BMC Bioinformatics. 2007 Jun 25;8:218. doi: 10.1186/1471-2105-8-218.
With microarray technology, variability in experimental environments such as RNA sources, microarray production, or the use of different platforms, can cause bias. Such systematic differences present a substantial obstacle to the analysis of microarray data, resulting in inconsistent and unreliable information. Therefore, one of the most pressing challenges in the field of microarray technology is how to integrate results from different microarray experiments or combine data sets prior to the specific analysis.
Two microarray data sets based on a 17k cDNA microarray system were used, consisting of 82 normal colon mucosa and 72 colorectal cancer tissues. Each data set was prepared from either total RNA or amplified mRNA, and the difference of RNA source between these two data sets was detected by ANOVA (Analysis of variance) model. A simple integration method was introduced which was based on the distributions of gene expression ratios among different microarray data sets. The method transformed gene expression ratios into the form of a reference data set on a gene by gene basis. Hierarchical clustering analysis, density and box plots, and mixture scores with correlation coefficients revealed that the two data sets were well intermingled, indicating that the proposed method minimized the experimental bias. In addition, any RNA source effect was not detected by the proposed transformation method. In the mixed data set, two previously identified subgroups of normal and tumor were well separated, and the efficiency of integration was more prominent in tumor groups than normal groups. The transformation method was slightly more effective when a data set with strong homogeneity in the same experimental group was used as a reference data set.

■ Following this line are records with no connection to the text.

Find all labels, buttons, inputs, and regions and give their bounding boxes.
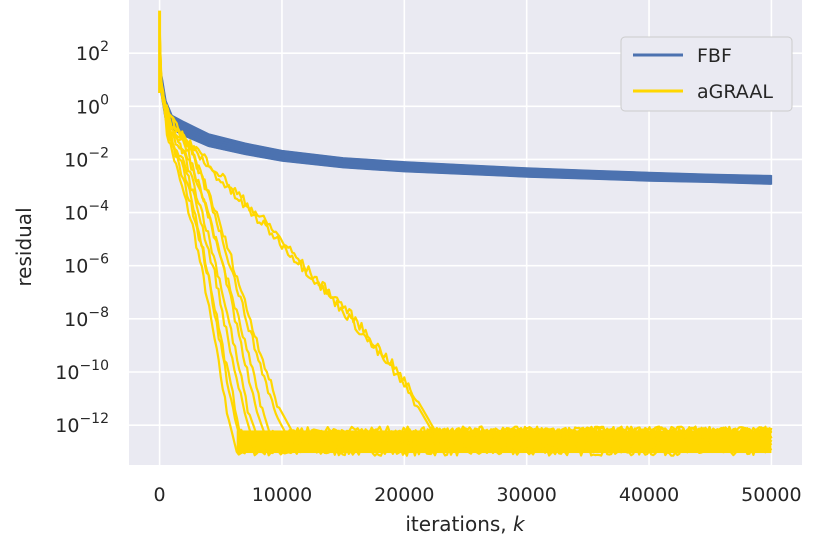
- y-tick-label: 10−4: [64, 199, 109, 225]
- x-axis-title: iterations, k: [405, 512, 526, 536]
- y-tick-label: 10−6: [64, 252, 109, 278]
- grid: [129, 0, 802, 465]
- legend: FBF aGRAAL: [620, 36, 793, 112]
- legend-label-fbf: FBF: [697, 45, 732, 67]
- y-tick-label: 10−8: [64, 305, 109, 331]
- x-tick-label: 30000: [496, 484, 556, 506]
- series-agraal-line: [158, 37, 773, 447]
- y-tick-label: 10−12: [55, 411, 109, 437]
- x-tick-label: 0: [154, 484, 166, 506]
- y-tick-label: 100: [76, 92, 109, 118]
- y-axis-title: residual: [12, 207, 36, 286]
- y-tick-labels: 102 100 10−2 10−4 10−6 10−8 10−10 10−12: [55, 39, 109, 437]
- x-tick-label: 10000: [252, 484, 312, 506]
- series-agraal-line: [158, 61, 773, 437]
- series-fbf-line: [158, 63, 772, 177]
- y-tick-label: 10−2: [64, 145, 109, 171]
- series-agraal-line: [158, 21, 773, 457]
- x-tick-label: 20000: [374, 484, 434, 506]
- plot-series: [158, 10, 773, 457]
- legend-label-agraal: aGRAAL: [697, 81, 773, 103]
- y-tick-label: 102: [76, 39, 109, 65]
- x-tick-labels: 0 10000 20000 30000 40000 50000: [154, 484, 802, 506]
- y-tick-label: 10−10: [55, 358, 109, 384]
- series-fbf-line: [158, 74, 772, 182]
- x-tick-label: 50000: [741, 484, 801, 506]
- series-agraal-line: [158, 39, 772, 453]
- x-tick-label: 40000: [619, 484, 679, 506]
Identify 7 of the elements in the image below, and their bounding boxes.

Proposed method is simple but useful to combine several data sets from different experimental conditions. With this method, biologically useful information can be detectable by applying various analytic methods to the combined data set with increased sample size.
利用微阵列技术,诸如RNA来源、微阵列生产或不同平台的使用等实验环境中的变异性可能会导致偏差。这种系统差异对微阵列数据分析构成了重大障碍,导致信息不一致且不可靠。因此,微阵列技术领域最紧迫的挑战之一是如何在进行特定分析之前整合来自不同微阵列实验的结果或合并数据集。
使用了基于17k cDNA微阵列系统的两个微阵列数据集,包括82个正常结肠黏膜组织和72个结肠直肠癌组织。每个数据集分别由总RNA或扩增的mRNA制备,通过方差分析(ANOVA)模型检测这两个数据集之间RNA来源的差异。引入了一种基于不同微阵列数据集之间基因表达比率分布的简单整合方法。该方法逐基因地将基因表达比率转换为参考数据集的形式。层次聚类分析、密度图和箱线图以及具有相关系数的混合得分表明,这两个数据集很好地混合在一起,表明所提出的方法将实验偏差最小化。此外,所提出的转换方法未检测到任何RNA来源效应。在混合数据集中,先前确定的正常和肿瘤两个亚组得到了很好的分离,并且整合效率在肿瘤组中比正常组更为显著。当将同一实验组中具有强同质性的数据集用作参考数据集时,转换方法的效果略好。
所提出的方法简单但对于合并来自不同实验条件的多个数据集很有用。通过这种方法,通过对样本量增加的合并数据集应用各种分析方法,可以检测到生物学上有用的信息。